Het grootste gemis: Google, overal en altijd. Als ik een discussie wil winnen door mijn statements te staven met feiten, duurt het minstens vijf minuten voordat m’n laptop aan de praat is. Het is een drama. Althans, dat was het, want na een dag of drie begon het te wennen. De informatiebehoefte werd minder, afkickverschijnselen namen af.
Schoolbank, bus, trein, kroeg, kerk en bioscoop, geen enkele plek is mobielvrij, het is geaccepteerd en verslavend
Nietsvermoedend en ongemerkt ben ik ten prooi gevallen aan infobesitas, een welvaartsziekte die (nog) te weinig erkend wordt. Zo heb ik vrienden die tijdens een avondje uit liever met hun duimen op een scherm tikken dan dat ze naar mijn interessante verhalen luisteren. Desinteresse? Niet eens, het is onderdeel van onze cultuur geworden.
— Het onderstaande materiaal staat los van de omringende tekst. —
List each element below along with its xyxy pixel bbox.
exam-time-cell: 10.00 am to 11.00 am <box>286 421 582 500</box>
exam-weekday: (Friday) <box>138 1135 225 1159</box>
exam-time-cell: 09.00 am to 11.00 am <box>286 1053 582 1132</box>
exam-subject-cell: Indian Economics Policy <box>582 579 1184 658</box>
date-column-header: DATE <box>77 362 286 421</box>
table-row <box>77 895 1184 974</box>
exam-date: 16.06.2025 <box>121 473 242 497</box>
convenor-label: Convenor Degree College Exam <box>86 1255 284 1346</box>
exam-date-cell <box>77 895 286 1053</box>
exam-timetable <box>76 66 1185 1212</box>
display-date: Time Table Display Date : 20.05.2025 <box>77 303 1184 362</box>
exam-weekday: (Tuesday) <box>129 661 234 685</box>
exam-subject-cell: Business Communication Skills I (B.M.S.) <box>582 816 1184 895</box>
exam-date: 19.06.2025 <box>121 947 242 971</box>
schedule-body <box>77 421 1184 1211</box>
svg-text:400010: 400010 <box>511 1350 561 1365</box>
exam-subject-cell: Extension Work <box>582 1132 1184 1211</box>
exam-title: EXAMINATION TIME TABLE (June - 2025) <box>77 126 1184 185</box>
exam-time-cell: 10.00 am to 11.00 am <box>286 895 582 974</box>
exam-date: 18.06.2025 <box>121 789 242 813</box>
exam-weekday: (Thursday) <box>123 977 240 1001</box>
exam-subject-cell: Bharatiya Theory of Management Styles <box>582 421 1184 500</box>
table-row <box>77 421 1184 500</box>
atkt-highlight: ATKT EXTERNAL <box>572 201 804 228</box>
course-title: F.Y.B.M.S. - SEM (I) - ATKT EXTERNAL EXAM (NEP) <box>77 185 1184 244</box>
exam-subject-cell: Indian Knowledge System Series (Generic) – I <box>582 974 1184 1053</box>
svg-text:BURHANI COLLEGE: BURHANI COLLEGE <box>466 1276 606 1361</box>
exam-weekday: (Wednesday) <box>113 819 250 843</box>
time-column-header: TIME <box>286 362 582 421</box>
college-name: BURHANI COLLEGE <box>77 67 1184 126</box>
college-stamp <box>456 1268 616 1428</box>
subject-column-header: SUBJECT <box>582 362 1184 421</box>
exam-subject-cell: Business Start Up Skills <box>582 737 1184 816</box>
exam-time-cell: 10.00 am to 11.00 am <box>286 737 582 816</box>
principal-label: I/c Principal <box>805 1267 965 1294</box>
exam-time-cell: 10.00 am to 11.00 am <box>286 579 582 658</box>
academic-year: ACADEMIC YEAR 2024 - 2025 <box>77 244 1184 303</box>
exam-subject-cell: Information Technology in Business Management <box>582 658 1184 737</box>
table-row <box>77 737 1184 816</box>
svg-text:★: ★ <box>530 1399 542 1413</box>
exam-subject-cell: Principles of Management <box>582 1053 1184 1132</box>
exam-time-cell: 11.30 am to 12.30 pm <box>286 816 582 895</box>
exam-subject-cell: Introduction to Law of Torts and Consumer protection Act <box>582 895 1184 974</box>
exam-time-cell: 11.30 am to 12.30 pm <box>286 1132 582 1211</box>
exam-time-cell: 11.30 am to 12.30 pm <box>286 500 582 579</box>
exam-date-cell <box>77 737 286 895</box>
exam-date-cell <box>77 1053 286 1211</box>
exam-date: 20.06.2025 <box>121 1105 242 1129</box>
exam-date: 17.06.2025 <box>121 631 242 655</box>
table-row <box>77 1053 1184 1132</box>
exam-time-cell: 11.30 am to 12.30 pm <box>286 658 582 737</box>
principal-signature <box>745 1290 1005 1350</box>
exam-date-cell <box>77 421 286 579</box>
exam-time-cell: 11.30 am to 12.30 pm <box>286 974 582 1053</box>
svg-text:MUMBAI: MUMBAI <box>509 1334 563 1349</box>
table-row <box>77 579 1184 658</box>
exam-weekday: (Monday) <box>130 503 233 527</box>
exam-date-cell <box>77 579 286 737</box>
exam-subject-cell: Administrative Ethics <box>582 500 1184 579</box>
De schoolbanken, het openbaar vervoer, kroeg, kerk en bioscoop, geen enkele plek is echt mobielvrij. Het is geaccepteerd en het is verslavend. Waar men vroeger misschien nog tijdens het wachten op de bus uit verveling een praatje maakte, is er nu een virtueel alternatief. Want als er één ding is waar we met z’n allen niet tegen kunnen is het wel het niets doen. Bomaanslagen in Turkije, oorlog in Syrië, Rusland breidt haar imperialistische macht uit, een vluchtelingenprobleem dat de spuigaten uitloopt. Ik wil het allemaal volgen en vind het allemaal interessant. Maar ik kan niks doen. Wereldproblematiek is ongetwijfeld erg belangrijk, maar nu ik er minder mee word geconfronteerd is de afstand van Syrië tot mijn bed opeens een stuk groter.
De kloof tussen waar ik me mee bezighoudt en waar ik me mee bezig zou moeten houden, groeit in deze telefoonloze periode langzaam dicht. Ik heb meer tijd voor mezelf en ik kan me zonder zorgen een writer’s block permitteren. Ik vind het bijna jammer dat mijn nieuwe toestel volgende week op de mat ligt. Bijna.